Looking for a Linux
Linux distros that haven't yet been removed from the consideration process:
- Ubuntu: People everywhere just seem to love this distro. I think it might have drugs in it.
- Gentoo: I am intrigued by the Python-based ports management program, but I've been told that installing Gentoo means I'll be compiling everything on the machine for days and days.
- Slackware: I've tried Slackware before, and installing it is a little like trying to juggle bowling pins while riding a unicycle across a tightrope. Blindfolded. While doped up on sodium pentathol. And reciting old Abbott and Costello bits from memory. In Latin.
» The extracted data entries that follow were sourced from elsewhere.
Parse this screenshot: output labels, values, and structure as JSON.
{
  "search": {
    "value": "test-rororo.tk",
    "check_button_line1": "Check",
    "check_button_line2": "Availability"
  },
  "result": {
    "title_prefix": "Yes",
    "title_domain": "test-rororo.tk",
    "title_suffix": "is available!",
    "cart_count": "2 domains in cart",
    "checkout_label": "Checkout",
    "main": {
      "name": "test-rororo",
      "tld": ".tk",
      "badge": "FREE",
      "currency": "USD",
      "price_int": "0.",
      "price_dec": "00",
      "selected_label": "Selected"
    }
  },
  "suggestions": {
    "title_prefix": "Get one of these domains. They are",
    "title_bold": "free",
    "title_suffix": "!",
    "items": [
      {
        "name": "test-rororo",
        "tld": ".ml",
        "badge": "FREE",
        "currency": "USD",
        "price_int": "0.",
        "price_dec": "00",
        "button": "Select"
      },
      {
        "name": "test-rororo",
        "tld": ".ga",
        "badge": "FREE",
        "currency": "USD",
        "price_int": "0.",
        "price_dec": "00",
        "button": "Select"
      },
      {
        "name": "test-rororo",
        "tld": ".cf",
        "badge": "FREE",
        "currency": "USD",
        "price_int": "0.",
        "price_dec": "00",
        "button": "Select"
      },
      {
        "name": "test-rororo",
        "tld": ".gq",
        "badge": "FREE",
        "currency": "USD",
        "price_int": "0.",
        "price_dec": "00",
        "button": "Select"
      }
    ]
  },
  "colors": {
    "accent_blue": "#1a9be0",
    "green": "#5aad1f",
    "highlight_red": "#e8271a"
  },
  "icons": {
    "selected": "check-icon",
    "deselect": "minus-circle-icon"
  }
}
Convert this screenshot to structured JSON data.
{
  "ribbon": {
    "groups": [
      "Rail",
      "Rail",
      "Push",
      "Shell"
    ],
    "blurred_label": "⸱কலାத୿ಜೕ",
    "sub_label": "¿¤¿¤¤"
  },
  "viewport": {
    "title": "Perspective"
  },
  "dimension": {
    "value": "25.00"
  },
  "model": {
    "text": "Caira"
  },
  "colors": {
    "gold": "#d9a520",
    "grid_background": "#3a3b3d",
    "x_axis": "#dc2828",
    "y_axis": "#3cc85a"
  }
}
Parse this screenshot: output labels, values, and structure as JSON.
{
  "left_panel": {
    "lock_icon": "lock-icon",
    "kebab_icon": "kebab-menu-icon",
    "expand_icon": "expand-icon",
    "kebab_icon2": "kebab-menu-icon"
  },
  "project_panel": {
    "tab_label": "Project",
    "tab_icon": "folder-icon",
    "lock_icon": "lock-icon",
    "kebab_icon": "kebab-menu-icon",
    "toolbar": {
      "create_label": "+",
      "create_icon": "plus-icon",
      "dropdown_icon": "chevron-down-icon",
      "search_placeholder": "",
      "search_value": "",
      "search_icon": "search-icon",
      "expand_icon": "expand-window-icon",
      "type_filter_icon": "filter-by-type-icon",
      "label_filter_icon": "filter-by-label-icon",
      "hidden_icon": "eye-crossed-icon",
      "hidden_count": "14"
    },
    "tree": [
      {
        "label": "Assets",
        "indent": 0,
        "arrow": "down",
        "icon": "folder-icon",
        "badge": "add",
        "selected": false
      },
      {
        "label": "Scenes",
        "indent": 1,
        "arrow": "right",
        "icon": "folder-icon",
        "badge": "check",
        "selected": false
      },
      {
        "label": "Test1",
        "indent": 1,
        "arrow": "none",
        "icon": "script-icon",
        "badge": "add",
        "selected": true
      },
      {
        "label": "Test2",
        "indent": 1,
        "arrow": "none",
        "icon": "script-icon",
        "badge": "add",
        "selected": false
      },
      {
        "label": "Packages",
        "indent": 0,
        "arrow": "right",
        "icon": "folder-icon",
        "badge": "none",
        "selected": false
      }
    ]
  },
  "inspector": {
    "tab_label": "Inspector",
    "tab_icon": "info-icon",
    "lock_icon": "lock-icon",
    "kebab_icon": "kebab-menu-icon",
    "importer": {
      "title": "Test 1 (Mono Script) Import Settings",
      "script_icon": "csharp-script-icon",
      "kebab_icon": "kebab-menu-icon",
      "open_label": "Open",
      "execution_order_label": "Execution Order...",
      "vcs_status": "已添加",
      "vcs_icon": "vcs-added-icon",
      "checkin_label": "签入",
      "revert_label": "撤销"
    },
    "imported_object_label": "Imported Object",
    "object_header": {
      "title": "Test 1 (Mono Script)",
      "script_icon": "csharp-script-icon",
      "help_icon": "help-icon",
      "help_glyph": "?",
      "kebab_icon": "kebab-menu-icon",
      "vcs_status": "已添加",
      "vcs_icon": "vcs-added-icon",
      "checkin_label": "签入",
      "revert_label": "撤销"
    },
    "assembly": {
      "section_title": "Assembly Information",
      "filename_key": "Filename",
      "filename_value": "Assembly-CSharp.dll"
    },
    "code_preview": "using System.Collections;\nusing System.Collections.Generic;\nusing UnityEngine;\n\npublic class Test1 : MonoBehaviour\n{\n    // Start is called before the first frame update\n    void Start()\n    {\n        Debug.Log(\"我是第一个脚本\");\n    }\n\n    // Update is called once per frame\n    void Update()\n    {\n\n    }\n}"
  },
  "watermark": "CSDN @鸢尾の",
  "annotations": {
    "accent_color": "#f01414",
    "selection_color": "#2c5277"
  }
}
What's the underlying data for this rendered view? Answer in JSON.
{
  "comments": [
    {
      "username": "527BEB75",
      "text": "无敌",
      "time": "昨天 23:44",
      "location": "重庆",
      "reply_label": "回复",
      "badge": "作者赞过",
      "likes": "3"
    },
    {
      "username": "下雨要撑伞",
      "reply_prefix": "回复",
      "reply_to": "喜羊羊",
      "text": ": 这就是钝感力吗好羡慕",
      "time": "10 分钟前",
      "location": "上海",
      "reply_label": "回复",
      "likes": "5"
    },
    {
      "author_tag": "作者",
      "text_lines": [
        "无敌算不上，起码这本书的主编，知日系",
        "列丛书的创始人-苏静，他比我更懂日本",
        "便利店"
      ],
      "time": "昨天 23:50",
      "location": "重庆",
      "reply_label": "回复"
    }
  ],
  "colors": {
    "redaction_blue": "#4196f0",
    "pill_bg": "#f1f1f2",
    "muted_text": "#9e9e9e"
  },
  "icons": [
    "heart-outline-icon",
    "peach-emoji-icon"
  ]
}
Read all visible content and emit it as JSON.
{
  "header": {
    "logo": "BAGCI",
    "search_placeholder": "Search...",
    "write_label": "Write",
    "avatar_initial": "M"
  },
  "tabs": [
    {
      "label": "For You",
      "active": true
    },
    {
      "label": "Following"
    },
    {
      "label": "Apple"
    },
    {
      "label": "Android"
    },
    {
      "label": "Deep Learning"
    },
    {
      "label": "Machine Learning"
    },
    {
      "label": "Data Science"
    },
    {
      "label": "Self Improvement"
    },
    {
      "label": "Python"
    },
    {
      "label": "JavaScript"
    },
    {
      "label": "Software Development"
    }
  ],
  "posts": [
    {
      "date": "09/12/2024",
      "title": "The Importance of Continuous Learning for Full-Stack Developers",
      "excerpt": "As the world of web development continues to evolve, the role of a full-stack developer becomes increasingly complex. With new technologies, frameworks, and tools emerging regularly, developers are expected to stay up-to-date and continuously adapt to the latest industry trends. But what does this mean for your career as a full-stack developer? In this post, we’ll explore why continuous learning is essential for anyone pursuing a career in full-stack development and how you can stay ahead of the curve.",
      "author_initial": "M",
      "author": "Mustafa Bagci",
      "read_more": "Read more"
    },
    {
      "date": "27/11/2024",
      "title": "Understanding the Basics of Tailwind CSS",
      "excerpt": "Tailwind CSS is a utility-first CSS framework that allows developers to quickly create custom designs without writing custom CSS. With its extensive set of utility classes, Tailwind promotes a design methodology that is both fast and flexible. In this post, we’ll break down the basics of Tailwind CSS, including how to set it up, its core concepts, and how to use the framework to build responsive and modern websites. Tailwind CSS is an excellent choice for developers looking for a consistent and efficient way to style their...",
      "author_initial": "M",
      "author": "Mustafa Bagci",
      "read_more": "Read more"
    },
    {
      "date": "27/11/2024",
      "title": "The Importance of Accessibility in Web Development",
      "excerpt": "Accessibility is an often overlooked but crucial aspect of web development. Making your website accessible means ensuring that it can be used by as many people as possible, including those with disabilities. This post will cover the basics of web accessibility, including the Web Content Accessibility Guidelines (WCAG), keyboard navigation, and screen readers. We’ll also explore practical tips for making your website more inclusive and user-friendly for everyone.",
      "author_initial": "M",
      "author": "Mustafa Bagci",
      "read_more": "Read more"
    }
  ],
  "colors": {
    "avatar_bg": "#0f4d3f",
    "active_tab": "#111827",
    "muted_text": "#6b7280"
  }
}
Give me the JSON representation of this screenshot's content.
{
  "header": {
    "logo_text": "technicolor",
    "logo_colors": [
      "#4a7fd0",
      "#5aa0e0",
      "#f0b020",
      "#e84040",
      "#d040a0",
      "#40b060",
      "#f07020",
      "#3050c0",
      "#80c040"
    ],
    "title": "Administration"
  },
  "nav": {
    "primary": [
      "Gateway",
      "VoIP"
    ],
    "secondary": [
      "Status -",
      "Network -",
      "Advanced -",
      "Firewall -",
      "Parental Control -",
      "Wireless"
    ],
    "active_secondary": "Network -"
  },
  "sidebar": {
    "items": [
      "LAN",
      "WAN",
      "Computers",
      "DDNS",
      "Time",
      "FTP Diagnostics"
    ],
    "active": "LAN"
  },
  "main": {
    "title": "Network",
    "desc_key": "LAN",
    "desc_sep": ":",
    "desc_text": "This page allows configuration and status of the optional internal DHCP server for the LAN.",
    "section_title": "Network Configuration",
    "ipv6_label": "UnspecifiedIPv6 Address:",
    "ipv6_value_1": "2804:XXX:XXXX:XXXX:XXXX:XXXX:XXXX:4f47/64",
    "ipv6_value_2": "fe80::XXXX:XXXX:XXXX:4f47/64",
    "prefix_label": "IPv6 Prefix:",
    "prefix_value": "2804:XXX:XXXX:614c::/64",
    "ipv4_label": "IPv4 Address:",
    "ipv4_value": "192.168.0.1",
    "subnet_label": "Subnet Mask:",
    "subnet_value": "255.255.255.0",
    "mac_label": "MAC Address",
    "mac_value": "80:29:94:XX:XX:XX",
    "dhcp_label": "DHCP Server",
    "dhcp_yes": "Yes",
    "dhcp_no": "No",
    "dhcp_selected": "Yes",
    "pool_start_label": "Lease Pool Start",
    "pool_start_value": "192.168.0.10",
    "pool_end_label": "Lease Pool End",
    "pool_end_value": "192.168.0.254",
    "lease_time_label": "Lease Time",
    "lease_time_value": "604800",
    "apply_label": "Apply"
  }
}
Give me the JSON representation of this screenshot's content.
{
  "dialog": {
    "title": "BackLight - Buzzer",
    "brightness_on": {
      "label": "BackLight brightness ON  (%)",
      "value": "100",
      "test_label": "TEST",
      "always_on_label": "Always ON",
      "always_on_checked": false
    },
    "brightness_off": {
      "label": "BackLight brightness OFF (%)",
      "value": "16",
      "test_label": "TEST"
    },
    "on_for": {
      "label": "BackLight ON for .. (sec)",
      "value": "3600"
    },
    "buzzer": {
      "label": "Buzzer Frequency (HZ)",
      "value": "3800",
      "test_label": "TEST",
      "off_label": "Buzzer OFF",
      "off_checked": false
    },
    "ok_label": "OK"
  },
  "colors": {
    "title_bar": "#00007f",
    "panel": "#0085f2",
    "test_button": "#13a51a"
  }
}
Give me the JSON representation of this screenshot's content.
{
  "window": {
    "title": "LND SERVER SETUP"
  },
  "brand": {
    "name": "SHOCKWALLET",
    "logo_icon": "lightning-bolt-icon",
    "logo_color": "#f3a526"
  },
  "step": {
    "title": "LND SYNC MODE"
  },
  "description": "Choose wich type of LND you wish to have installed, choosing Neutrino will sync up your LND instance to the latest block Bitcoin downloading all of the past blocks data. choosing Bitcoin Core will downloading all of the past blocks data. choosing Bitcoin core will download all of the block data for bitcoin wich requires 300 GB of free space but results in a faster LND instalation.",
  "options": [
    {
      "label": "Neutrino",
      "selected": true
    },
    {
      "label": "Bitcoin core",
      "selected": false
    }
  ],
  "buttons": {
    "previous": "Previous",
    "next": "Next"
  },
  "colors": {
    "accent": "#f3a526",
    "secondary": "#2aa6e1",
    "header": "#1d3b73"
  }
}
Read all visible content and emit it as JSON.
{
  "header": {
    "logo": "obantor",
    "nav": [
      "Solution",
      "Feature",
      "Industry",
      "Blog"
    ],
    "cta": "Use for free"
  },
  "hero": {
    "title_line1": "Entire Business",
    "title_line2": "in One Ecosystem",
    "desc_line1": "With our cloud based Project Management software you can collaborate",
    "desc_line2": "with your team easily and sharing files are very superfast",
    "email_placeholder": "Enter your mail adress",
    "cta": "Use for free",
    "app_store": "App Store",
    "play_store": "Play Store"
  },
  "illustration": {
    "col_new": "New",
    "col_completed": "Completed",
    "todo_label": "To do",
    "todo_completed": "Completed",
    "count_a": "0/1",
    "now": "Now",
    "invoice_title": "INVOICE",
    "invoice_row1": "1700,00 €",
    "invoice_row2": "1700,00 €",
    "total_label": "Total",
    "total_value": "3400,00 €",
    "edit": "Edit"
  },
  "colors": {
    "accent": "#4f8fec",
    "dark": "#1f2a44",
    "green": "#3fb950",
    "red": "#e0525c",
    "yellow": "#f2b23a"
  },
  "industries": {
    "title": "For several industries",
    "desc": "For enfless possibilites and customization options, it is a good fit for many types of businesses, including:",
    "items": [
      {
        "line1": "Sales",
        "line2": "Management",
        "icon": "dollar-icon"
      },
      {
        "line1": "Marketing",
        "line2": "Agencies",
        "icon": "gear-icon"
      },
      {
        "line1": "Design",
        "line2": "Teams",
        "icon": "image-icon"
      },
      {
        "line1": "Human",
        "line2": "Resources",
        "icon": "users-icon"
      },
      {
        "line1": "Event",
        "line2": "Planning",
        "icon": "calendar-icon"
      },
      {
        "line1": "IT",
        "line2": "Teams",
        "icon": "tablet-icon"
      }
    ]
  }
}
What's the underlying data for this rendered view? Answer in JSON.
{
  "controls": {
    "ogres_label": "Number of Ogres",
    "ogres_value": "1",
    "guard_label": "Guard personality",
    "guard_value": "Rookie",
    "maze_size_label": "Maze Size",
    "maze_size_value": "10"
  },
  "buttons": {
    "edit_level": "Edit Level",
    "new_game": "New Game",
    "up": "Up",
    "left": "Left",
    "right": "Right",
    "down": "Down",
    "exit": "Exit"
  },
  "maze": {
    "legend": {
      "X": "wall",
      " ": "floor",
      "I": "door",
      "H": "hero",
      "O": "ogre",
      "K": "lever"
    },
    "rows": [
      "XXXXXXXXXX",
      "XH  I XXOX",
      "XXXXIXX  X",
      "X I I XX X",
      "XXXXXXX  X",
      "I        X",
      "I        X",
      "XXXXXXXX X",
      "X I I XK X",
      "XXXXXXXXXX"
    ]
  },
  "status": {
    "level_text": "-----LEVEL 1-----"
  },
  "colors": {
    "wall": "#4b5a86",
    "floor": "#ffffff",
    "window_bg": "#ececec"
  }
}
- Debian: I suspect Debian, with its flagship agt-get application, would be the distro of my dreams if I could ever just get it installed.
- Vector Linux: It's small. It's fast. And it's from Canada. But it also can't be installed over the network. I fault any Linux distro whose installation manual suggests you keep a Windows partition on your disk.
It appears as though Linux distributors love .ISOs and burning CDs. I can't fucking stand them. I'd rather keep a local mirror on FTP and install over the network from floppies. The BSDs work this way without trouble. So why is Linux such a stick in the mud? I don't have the patience to make a boot CD, and a few coasters along the way, for a distro that I'm going to hate after exactly twelve minutes of using it. CD-Rs may be cheap, but I still feel it's a waste of time, effort, and little plastic discs. I went through a brief period of time many years ago when I would burn any .ISO I could find to a disk, and I still have the pile of shame. It vaguely resembles Liza Minelli's mirror: it is a reflection of broken dreams.
Let's see: I believe the pile of shame includes: Elx CD1 and CD2, Simply GNUStep, Red Hat 9.0 CD1, CD2, CD3, and a second CD1 (I think I flubbed the first one but it still booted OK), BeOS Developer Edition, BeOS MAX v2.1, and, for some reason I can't rightly recall, Norton Systemworks 2003 or 2004.
I refuse to make this pile any larger. And if Vector Linux insists that I burn a new CD for their piece of shit operating system, then Vector Linux won't have a place on my shelf.
I never appreciate OpenBSD more than when I reinvestigate its competitors.